- Employees locked out of systems because of password issues as they pivoted to remote work "negatively impacted productivity" during the pandemic, according to 71% of CIOs, a survey from Hitachi ID Systems found. The survey polled 100 North American CIOs at small, mid-size and enterprise companies between April and May.
- Employees' lack of access to on-premise applications was the second key challenge of working remotely, 55% of respondents said. Issues with multifactor authentication hurt work processes for 43% of companies.
- Provided with foresight of the pandemic's impact and the need for a quick pivot to distributed work, 67% of CIOs say they would have previously outfitted their teams with collaboration tools.
Working through the global crisis highlighted gaps in IT, allowing companies to become more aware of the challenges they face amid disruption.
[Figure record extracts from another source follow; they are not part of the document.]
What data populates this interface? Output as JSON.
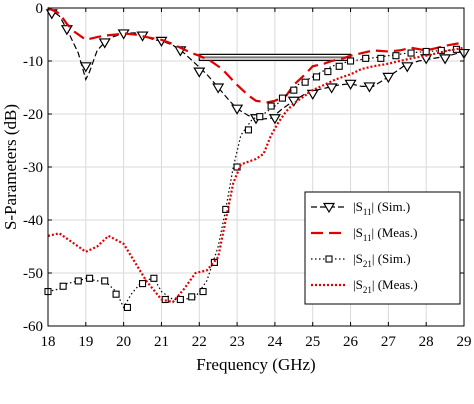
{
  "chart_data": {
    "type": "line",
    "xlabel": "Frequency (GHz)",
    "ylabel": "S-Parameters (dB)",
    "xlim": [
      18,
      29
    ],
    "ylim": [
      -60,
      0
    ],
    "xticks": [
      "18",
      "19",
      "20",
      "21",
      "22",
      "23",
      "24",
      "25",
      "26",
      "27",
      "28",
      "29"
    ],
    "yticks": [
      "0",
      "-10",
      "-20",
      "-30",
      "-40",
      "-50",
      "-60"
    ],
    "grid": true,
    "legend_position": "lower-right",
    "bandwidth_bar": {
      "x": [
        22,
        26
      ],
      "y": -9.5
    },
    "series": [
      {
        "name": "|S11| (Sim.)",
        "legend_main": "|S",
        "legend_sub": "11",
        "legend_rest": "| (Sim.)",
        "color": "#000000",
        "dash": "6,3",
        "marker": "triangle-down",
        "x": [
          18.0,
          18.3,
          18.5,
          18.8,
          19.0,
          19.1,
          19.3,
          19.5,
          19.7,
          20.0,
          20.3,
          20.5,
          20.8,
          21.0,
          21.3,
          21.6,
          21.9,
          22.2,
          22.5,
          22.8,
          23.0,
          23.3,
          23.6,
          23.9,
          24.2,
          24.5,
          24.8,
          25.1,
          25.4,
          25.7,
          26.0,
          26.3,
          26.6,
          27.0,
          27.4,
          27.8,
          28.2,
          28.6,
          29.0
        ],
        "y": [
          0.0,
          -1.5,
          -4.0,
          -8.5,
          -13.5,
          -12.0,
          -8.0,
          -6.5,
          -5.5,
          -4.8,
          -4.7,
          -5.2,
          -6.0,
          -6.2,
          -7.0,
          -8.5,
          -10.5,
          -12.5,
          -15.0,
          -17.5,
          -19.0,
          -20.3,
          -21.0,
          -20.8,
          -19.0,
          -17.5,
          -16.2,
          -15.5,
          -15.0,
          -14.5,
          -14.3,
          -14.8,
          -14.8,
          -13.0,
          -11.0,
          -10.0,
          -9.5,
          -9.0,
          -8.2
        ],
        "markers_x": [
          18.1,
          18.5,
          19.0,
          19.5,
          20.0,
          20.5,
          21.0,
          21.5,
          22.0,
          22.5,
          23.0,
          23.5,
          24.0,
          24.5,
          25.0,
          25.5,
          26.0,
          26.5,
          27.0,
          27.5,
          28.0,
          28.5,
          29.0
        ],
        "markers_y": [
          -1.0,
          -4.0,
          -11.0,
          -6.5,
          -4.8,
          -5.2,
          -6.2,
          -8.0,
          -12.0,
          -15.0,
          -19.0,
          -20.8,
          -20.8,
          -17.5,
          -16.2,
          -15.0,
          -14.3,
          -14.8,
          -13.0,
          -11.0,
          -9.5,
          -9.5,
          -8.5
        ]
      },
      {
        "name": "|S11| (Meas.)",
        "legend_main": "|S",
        "legend_sub": "11",
        "legend_rest": "| (Meas.)",
        "color": "#e00000",
        "dash": "12,6",
        "marker": "none",
        "x": [
          18.0,
          18.3,
          18.5,
          18.7,
          19.0,
          19.3,
          19.5,
          19.8,
          20.0,
          20.3,
          20.6,
          21.0,
          21.3,
          21.5,
          21.8,
          22.0,
          22.3,
          22.6,
          22.8,
          23.0,
          23.3,
          23.5,
          23.8,
          24.0,
          24.3,
          24.5,
          24.8,
          25.0,
          25.3,
          25.5,
          25.8,
          26.0,
          26.3,
          26.6,
          27.0,
          27.3,
          27.6,
          28.0,
          28.3,
          28.6,
          29.0
        ],
        "y": [
          0.0,
          -1.0,
          -3.0,
          -4.5,
          -6.0,
          -5.5,
          -5.2,
          -5.0,
          -4.8,
          -5.0,
          -5.5,
          -6.0,
          -6.8,
          -7.5,
          -8.5,
          -9.0,
          -10.0,
          -11.5,
          -13.0,
          -14.5,
          -16.5,
          -17.5,
          -17.8,
          -17.5,
          -16.5,
          -14.5,
          -12.5,
          -11.0,
          -10.5,
          -10.0,
          -9.5,
          -9.0,
          -8.5,
          -8.0,
          -8.2,
          -8.0,
          -7.5,
          -8.0,
          -7.5,
          -7.0,
          -6.5
        ]
      },
      {
        "name": "|S21| (Sim.)",
        "legend_main": "|S",
        "legend_sub": "21",
        "legend_rest": "| (Sim.)",
        "color": "#000000",
        "dash": "1.5,2.5",
        "marker": "square",
        "x": [
          18.0,
          18.3,
          18.5,
          18.8,
          19.0,
          19.3,
          19.5,
          19.8,
          20.0,
          20.2,
          20.5,
          20.8,
          21.0,
          21.3,
          21.6,
          21.9,
          22.2,
          22.5,
          22.7,
          22.9,
          23.1,
          23.4,
          23.7,
          24.0,
          24.3,
          24.6,
          25.0,
          25.5,
          26.0,
          26.5,
          27.0,
          27.5,
          28.0,
          28.5,
          29.0
        ],
        "y": [
          -53.5,
          -53.0,
          -52.0,
          -51.5,
          -51.0,
          -51.5,
          -51.5,
          -53.5,
          -56.5,
          -54.0,
          -51.5,
          -51.0,
          -53.5,
          -55.0,
          -55.0,
          -54.5,
          -51.5,
          -45.0,
          -38.0,
          -30.0,
          -24.0,
          -21.0,
          -20.0,
          -18.5,
          -16.5,
          -14.5,
          -13.0,
          -11.0,
          -10.0,
          -9.5,
          -9.0,
          -8.5,
          -8.2,
          -8.0,
          -7.8
        ],
        "markers_x": [
          18.0,
          18.4,
          18.8,
          19.1,
          19.5,
          19.8,
          20.1,
          20.5,
          20.8,
          21.1,
          21.5,
          21.8,
          22.1,
          22.4,
          22.7,
          23.0,
          23.3,
          23.6,
          23.9,
          24.2,
          24.5,
          24.8,
          25.1,
          25.4,
          25.7,
          26.0,
          26.4,
          26.8,
          27.2,
          27.6,
          28.0,
          28.4,
          28.8
        ],
        "markers_y": [
          -53.5,
          -52.5,
          -51.5,
          -51.0,
          -51.5,
          -54.0,
          -56.5,
          -52.0,
          -51.0,
          -55.0,
          -55.0,
          -54.5,
          -53.5,
          -48.0,
          -38.0,
          -30.0,
          -23.0,
          -20.5,
          -18.5,
          -17.0,
          -15.5,
          -14.0,
          -13.0,
          -12.0,
          -11.0,
          -10.0,
          -9.5,
          -9.5,
          -9.0,
          -8.5,
          -8.2,
          -8.0,
          -7.8
        ]
      },
      {
        "name": "|S21| (Meas.)",
        "legend_main": "|S",
        "legend_sub": "21",
        "legend_rest": "|  (Meas.)",
        "color": "#e00000",
        "dash": "2,2",
        "marker": "none",
        "x": [
          18.0,
          18.3,
          18.6,
          19.0,
          19.3,
          19.6,
          20.0,
          20.3,
          20.6,
          21.0,
          21.3,
          21.6,
          21.9,
          22.2,
          22.5,
          22.7,
          22.9,
          23.1,
          23.3,
          23.5,
          23.7,
          23.9,
          24.1,
          24.3,
          24.5,
          24.8,
          25.0,
          25.3,
          25.6,
          26.0,
          26.3,
          26.6,
          27.0,
          27.3,
          27.6,
          28.0,
          28.3,
          28.6,
          29.0
        ],
        "y": [
          -43.0,
          -42.5,
          -44.0,
          -46.0,
          -45.0,
          -43.0,
          -44.5,
          -48.0,
          -51.5,
          -55.0,
          -55.5,
          -53.0,
          -50.0,
          -49.5,
          -47.0,
          -40.0,
          -33.0,
          -29.5,
          -29.0,
          -28.5,
          -27.5,
          -24.0,
          -21.5,
          -19.5,
          -18.0,
          -16.5,
          -15.5,
          -14.5,
          -13.5,
          -12.5,
          -11.5,
          -11.0,
          -10.5,
          -10.0,
          -9.5,
          -9.0,
          -8.5,
          -8.0,
          -7.5
        ]
      }
    ]
  }
}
Although the trucking industry had used some digital processes, the pandemic sped up the need for technology adoption.
Now, cybersecurity is more top of mind for tech executives given the rise in phishing attacks, and the challenges of managing a distributed workforce. At home, relying on consumer-grade internet connections to tap into company systems, the remote worker is a prime target for malicious actors. Before the pandemic, trucking was vulnerable to cyberattacks.
The pandemic caught almost three-quarters of businesses unprepared. The shift to remote work left IT managers scrambling for equipment sweeping long-term business technology goals off the table as sustaining operations became the top priority.
Now, fleets are considering which pandemic-driven digital changes they want to keep, as businesses begin to reopen.
Even if just occasionally, 75% of Americans say they want to keep working remotely after COVID-19 restrictions subside, according to the IBM Institute of Business Value. One-third of workers say they expect to return to the office full-time, the MindEdge/Skye Learning State of Remote Work 2020 report states. CIOs are deciding which initiatives to keep and which ones to cut or defer, and IT executives must align with business goals without falling behind on the innovation curve.